As we grow, from birth through adulthood we change; physically and psychologically. From an infant to a toddler, toddler to child, child to teen, and teen to adult- each phase coming with its own set of milestones. We anticipate these changes as we watch others grow, but often such changes are difficult for us to work through ourselves. Most often people are resistant, for whatever reason, to change.
Life as a military spouse also goes through evolution’s within our roles. Marrying, taking on the couple role being the first. Adding in the roles and responsibilities of being married, and then multiplying it by the sometimes daunting role(s) of a military spouse. This can all seem overwhelming.

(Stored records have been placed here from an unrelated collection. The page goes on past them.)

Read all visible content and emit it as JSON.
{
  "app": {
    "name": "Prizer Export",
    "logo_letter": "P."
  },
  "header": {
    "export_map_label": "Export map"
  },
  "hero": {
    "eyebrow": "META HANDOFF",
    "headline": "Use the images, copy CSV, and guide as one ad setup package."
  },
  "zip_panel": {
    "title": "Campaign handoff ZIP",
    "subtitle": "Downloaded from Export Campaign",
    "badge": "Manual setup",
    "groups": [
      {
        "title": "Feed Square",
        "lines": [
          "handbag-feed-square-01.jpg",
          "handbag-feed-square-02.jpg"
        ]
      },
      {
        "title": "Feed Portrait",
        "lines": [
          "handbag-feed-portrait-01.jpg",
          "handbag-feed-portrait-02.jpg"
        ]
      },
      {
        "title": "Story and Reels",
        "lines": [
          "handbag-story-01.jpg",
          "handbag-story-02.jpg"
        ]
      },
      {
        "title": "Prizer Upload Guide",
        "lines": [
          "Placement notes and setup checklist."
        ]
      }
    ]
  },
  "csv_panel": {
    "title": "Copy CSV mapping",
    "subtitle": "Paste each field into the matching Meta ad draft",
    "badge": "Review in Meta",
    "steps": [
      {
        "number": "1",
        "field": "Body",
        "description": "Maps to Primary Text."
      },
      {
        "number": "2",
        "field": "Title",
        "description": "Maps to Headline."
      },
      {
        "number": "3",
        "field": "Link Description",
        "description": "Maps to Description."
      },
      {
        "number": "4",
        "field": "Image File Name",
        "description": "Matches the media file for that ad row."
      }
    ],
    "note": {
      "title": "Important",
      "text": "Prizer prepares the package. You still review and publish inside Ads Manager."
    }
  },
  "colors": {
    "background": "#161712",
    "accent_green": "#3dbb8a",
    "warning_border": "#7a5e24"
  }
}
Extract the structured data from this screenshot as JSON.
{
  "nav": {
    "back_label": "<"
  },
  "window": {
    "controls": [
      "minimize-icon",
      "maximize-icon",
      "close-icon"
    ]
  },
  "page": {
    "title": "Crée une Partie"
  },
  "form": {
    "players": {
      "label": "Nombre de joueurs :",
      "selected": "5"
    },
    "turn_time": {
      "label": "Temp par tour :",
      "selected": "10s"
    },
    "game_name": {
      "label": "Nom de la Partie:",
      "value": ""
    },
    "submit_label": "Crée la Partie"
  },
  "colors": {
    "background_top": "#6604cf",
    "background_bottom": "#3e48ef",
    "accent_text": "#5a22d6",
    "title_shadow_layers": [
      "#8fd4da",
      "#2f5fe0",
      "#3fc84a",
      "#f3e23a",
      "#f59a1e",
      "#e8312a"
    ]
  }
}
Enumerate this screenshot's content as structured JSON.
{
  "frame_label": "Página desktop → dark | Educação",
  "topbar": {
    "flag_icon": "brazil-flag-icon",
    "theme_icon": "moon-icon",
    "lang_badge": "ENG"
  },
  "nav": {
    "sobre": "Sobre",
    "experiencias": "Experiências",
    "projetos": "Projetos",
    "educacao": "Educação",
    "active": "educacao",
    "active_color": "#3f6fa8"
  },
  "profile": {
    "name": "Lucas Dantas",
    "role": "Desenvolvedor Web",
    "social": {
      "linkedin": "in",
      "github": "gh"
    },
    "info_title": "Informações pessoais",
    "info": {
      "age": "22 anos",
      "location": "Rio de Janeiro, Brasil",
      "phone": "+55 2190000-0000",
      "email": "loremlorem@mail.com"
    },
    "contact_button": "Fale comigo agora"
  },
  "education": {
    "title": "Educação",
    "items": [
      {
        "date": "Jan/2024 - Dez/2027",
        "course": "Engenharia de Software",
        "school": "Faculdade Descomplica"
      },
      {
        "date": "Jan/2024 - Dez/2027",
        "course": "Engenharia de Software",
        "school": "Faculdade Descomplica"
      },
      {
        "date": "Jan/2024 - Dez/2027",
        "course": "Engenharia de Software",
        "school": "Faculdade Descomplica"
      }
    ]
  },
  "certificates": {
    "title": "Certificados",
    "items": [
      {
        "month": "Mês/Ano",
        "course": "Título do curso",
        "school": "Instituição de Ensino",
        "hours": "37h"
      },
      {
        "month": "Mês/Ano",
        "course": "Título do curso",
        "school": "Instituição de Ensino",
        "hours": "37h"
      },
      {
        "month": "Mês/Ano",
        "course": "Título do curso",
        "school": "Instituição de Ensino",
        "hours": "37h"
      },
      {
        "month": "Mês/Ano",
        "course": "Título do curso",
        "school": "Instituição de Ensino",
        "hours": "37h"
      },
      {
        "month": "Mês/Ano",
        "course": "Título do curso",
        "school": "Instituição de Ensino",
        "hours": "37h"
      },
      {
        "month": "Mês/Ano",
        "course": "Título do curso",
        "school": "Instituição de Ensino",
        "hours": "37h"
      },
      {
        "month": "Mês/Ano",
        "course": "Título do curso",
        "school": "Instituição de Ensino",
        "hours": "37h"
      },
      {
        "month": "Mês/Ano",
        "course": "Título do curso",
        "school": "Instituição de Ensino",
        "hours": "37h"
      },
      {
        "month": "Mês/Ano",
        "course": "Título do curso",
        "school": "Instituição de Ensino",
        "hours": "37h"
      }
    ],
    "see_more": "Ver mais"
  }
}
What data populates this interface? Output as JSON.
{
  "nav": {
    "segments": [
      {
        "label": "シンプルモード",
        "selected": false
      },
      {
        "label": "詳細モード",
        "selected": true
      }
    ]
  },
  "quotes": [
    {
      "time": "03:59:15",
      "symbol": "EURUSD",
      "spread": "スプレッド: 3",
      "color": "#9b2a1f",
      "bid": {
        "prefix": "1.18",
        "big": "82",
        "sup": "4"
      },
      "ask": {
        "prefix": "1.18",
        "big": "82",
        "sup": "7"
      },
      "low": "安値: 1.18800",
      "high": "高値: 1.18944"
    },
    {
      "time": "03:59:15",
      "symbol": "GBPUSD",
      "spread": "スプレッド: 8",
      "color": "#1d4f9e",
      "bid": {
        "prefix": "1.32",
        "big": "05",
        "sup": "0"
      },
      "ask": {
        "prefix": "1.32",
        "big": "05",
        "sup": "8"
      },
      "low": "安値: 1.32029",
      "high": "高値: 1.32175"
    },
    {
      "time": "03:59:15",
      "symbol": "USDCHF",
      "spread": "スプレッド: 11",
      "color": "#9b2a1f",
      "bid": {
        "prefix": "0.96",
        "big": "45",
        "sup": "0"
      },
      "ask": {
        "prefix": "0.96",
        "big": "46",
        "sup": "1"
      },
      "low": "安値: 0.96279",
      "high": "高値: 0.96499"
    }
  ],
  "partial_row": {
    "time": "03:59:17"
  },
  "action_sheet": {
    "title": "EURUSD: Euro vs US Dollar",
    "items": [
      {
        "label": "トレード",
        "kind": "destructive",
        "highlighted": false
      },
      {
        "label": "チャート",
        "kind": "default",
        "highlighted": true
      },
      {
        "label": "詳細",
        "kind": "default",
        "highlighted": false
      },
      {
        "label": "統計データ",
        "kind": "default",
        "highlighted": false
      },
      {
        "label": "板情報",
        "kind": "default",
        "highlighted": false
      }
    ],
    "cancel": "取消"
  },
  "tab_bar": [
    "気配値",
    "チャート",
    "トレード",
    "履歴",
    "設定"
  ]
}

Our roles within our relationships (marriage, friends, as parents) cannot remain the same, they evolve- our lifestyles demand it. This can be seen as a period of growth and learning, not only for the relationship but also for oneself.
Rather than deflecting the evolution of my roles, I am learning to accept the changes. As most of you know a year ago, I began my journey toward mental health recovery. I became more focused on taking care of myself so that I could truly take care of those within my family. This was not something that I was accustomed to- for 12 years I had been first and foremost a wife and a mother, I was now learning to become me. Then this past September my husband was in a life altering motorcycle accident, suffering life threatening injuries (TBI, SCI just to name two). My role went into another phase, the caregiver. Had I not gone through my own personal struggles earlier in the year, and learned to care for myself I do not think that I would be able to handle his accident in a healthy way. For me that was relying on the help of others.
I have often been told, “You aren’t given more than you can handle.” I don’t think that is true. I think that we are given more than we can handle, as a test of strength and our ability to rely on others. Life is not meant to lead alone and we should also understand that it is not meant to stay the same.